NEUTRAL advanced

Guts

An ITM strangle — buy (or sell) an ITM call and an ITM put for a volatility view.

The guts strategy uses in-the-money options instead of out-of-the-money ones. A long guts buys an ITM call and an ITM put (a high-premium volatility play); a short guts sells an ITM call and an ITM put to collect rich premium in a range-bound market. The short guts is the more common form, behaving like a wide short strangle with built-in intrinsic value.

Strategy Structure

SELLCALLITM
SELLPUTITM

Short Guts: Sell 1 ITM Call + Sell 1 ITM Put. (Long Guts reverses both legs — buy ITM call + buy ITM put.)

Profit & Loss Profile

Max ProfitShort guts: Total premium received minus the difference between the strikes (the intrinsic floor)
Max LossShort guts: Unlimited beyond the breakevens (naked on both sides, like a strangle)
BreakevensShort guts: Upper = Call strike + Net credit - strike spread | Lower = Put strike - Net credit + strike spread
Risk / RewardShort guts: collects large premium (much of it intrinsic), unlimited risk beyond a wide range.

Market Outlook

Neutral (short guts) — expecting the underlying to stay between the two ITM strikes.

When to Use

  • You want a wide neutral range and prefer ITM strikes (short guts)
  • IV is elevated and you want to harvest time value plus intrinsic
  • You expect the underlying to stay between the strikes
  • You want an alternative profile to a standard short strangle

When to Avoid

  • In illiquid ITM strikes with wide spreads (assignment and fill risk)
  • Before major events that could break the range
  • When margin on two ITM shorts is prohibitive
  • If you cannot actively manage assignment and the intrinsic component

Ideal Conditions

  • Range-bound expectation between the two ITM strikes (short guts)
  • Elevated IV for richer time-value premium
  • Tight bid-ask spreads (ITM options can be less liquid)
  • Comfort managing a position carrying large intrinsic value

Greeks Impact

Delta (Δ)

Near-zero at entry for a short guts centered on spot (ITM call delta and ITM put delta offset). Shifts as price leaves the range.

Gamma (Γ)

Negative gamma (short guts) — losses accelerate beyond the strikes, similar to a short strangle.

Theta (Θ)

Positive theta (short guts) — only the time-value portion of the ITM options decays in your favor.

Vega (ν)

Negative vega (short guts) — benefits from IV contraction.

Nifty Example

NiftySpot: ₹24,500Weekly expiry, 3 days to expiry (short guts)

Setup: Short guts: Sell 24300 CE (ITM) at ₹260 and Sell 24700 PE (ITM) at ₹250. Total credit = ₹510. Lot size = 75. The strike spread is 400, so the intrinsic floor at any settlement between strikes is 400. Net max profit = (510 - 400) × 75 = ₹8,250.

If profitable: If Nifty expires anywhere between 24300 and 24700, the combined intrinsic value of the two ITM shorts is exactly 400, leaving you the ₹110 of time value × 75 = ₹8,250 profit.

If loss: If Nifty rallies to 25000, the 24300 CE is worth ₹700 and the 24700 PE worthless.
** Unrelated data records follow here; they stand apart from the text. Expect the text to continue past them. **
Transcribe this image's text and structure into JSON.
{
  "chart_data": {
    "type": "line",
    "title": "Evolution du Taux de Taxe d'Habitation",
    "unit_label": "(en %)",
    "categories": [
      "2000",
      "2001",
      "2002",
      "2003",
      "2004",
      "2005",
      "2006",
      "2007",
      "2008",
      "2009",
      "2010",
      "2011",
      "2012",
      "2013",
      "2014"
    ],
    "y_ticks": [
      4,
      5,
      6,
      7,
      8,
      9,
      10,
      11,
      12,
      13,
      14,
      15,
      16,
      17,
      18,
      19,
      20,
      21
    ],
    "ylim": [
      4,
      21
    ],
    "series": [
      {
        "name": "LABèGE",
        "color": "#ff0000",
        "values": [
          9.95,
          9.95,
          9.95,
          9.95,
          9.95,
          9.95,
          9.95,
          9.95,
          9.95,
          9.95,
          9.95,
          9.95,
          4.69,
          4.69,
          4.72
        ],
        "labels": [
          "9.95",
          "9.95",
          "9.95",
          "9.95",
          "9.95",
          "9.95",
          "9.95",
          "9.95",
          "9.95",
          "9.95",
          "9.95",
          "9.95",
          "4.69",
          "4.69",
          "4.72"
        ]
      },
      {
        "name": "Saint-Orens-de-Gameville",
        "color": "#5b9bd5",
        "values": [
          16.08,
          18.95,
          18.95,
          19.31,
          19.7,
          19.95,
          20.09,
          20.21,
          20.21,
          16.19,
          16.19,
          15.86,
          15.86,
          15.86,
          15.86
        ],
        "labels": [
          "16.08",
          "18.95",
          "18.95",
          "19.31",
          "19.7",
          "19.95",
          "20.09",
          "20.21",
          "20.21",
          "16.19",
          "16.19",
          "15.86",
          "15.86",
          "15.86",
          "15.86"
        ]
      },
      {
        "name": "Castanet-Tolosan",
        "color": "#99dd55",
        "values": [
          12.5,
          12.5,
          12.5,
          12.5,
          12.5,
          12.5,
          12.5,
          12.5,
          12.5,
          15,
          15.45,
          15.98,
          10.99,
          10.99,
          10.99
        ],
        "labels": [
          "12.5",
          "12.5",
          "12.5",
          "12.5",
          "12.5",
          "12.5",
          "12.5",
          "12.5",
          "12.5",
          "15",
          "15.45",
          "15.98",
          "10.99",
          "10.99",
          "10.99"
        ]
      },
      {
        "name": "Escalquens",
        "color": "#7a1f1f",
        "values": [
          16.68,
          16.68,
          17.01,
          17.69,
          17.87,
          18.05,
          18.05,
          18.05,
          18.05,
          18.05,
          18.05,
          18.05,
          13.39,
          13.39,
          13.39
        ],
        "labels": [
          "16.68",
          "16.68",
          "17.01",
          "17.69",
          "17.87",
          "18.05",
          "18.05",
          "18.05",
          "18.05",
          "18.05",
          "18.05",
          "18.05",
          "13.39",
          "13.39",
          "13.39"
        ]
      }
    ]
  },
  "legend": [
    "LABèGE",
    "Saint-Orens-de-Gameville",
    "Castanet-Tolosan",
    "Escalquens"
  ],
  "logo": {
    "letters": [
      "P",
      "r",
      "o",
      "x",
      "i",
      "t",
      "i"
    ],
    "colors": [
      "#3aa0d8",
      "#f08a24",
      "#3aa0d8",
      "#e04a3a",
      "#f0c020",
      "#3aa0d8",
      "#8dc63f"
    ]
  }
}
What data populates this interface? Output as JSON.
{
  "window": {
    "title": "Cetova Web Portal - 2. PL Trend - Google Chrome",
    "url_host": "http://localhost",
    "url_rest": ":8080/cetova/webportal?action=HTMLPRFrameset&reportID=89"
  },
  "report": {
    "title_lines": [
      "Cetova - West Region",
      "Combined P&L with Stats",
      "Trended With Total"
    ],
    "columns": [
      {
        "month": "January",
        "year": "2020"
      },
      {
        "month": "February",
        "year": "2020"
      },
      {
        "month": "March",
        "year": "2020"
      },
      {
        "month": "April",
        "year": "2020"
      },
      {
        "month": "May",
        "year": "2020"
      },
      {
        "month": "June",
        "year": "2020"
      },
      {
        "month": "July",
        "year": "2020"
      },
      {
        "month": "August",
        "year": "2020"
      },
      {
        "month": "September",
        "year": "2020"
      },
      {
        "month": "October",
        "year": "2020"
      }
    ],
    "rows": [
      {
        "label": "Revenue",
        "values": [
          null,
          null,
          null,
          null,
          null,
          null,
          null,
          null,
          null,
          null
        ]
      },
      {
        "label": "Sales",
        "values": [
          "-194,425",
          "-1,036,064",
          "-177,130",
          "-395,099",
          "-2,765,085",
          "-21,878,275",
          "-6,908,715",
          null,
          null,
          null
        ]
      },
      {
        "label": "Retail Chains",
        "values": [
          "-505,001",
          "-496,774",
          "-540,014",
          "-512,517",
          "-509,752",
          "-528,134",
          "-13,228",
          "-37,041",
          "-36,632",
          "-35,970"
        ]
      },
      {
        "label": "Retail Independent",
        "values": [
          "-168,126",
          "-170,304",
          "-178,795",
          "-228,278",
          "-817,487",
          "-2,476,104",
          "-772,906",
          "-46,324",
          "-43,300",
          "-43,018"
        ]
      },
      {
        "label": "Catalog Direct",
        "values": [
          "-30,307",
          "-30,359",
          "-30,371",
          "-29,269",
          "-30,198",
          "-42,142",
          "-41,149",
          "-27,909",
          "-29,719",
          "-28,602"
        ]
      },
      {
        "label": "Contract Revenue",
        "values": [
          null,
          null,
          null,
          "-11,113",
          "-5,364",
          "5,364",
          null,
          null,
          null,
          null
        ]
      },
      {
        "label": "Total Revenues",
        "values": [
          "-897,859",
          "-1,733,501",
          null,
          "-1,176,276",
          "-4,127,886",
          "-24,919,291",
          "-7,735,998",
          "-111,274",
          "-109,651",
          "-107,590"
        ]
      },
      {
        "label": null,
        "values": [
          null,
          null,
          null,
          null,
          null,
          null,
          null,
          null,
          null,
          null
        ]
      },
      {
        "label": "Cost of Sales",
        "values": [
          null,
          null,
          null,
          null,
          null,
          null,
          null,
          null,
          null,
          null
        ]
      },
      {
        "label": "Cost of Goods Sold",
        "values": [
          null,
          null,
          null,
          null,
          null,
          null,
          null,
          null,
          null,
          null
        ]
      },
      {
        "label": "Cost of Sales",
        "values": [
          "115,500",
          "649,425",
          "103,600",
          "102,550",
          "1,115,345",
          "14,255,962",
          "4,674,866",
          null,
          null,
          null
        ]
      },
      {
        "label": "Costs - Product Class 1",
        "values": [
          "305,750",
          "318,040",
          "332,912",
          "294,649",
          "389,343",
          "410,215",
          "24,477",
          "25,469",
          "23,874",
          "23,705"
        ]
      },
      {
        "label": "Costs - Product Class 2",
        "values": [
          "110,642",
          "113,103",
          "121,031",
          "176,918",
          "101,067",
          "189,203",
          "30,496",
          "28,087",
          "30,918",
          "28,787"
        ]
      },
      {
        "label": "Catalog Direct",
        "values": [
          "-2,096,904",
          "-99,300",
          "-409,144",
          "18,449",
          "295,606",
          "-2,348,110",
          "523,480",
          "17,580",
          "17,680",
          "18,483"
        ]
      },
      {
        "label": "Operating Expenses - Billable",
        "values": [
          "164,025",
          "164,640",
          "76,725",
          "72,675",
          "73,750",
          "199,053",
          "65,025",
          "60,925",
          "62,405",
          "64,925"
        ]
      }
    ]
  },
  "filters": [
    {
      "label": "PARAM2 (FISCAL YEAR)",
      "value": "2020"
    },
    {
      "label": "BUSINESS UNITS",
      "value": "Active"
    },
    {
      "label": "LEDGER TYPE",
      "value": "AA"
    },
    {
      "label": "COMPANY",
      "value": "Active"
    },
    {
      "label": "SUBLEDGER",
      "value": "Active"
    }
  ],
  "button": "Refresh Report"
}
Loss = (700 - 510) × 75 = ₹14,250, growing with further moves.

Adjustments & Risk Management

  • Roll the tested ITM leg further out if the range is threatened
  • Buy protective OTM wings to convert into a defined-risk iron-condor-like structure
  • Close at a target fraction of the time-value premium captured
  • Manage assignment risk actively on the deep ITM legs near expiry

Why Use ITM Strikes at All

At first glance, selling ITM options for a short guts seems odd — you collect a big credit but most of it is intrinsic value you will give back if price stays in the range. The edge comes purely from the time-value portion embedded in those ITM premiums, plus any IV contraction. The structure is effectively a wide short strangle expressed through ITM strikes.

In Indian markets, the practical catch is liquidity: ITM Nifty options have wider bid-ask spreads than OTM ones, so slippage on entry and exit can eat into the thin time-value edge. The guts is an advanced, niche structure best reserved for traders who understand exactly what portion of the premium is real edge.

Long Guts: The Expensive Volatility Bet

The long guts (buying an ITM call and ITM put) is a volatility play similar to a long strangle, but using ITM strikes means a very high premium outlay with deep intrinsic value. It profits from a large move beyond the strikes, but the heavy cost makes it rarely worthwhile compared to a standard long straddle or strangle.

Because of the high capital requirement and intrinsic drag, the long guts is mostly of academic interest. When a directionless volatility bet is wanted, the long straddle or strangle is almost always the more efficient choice.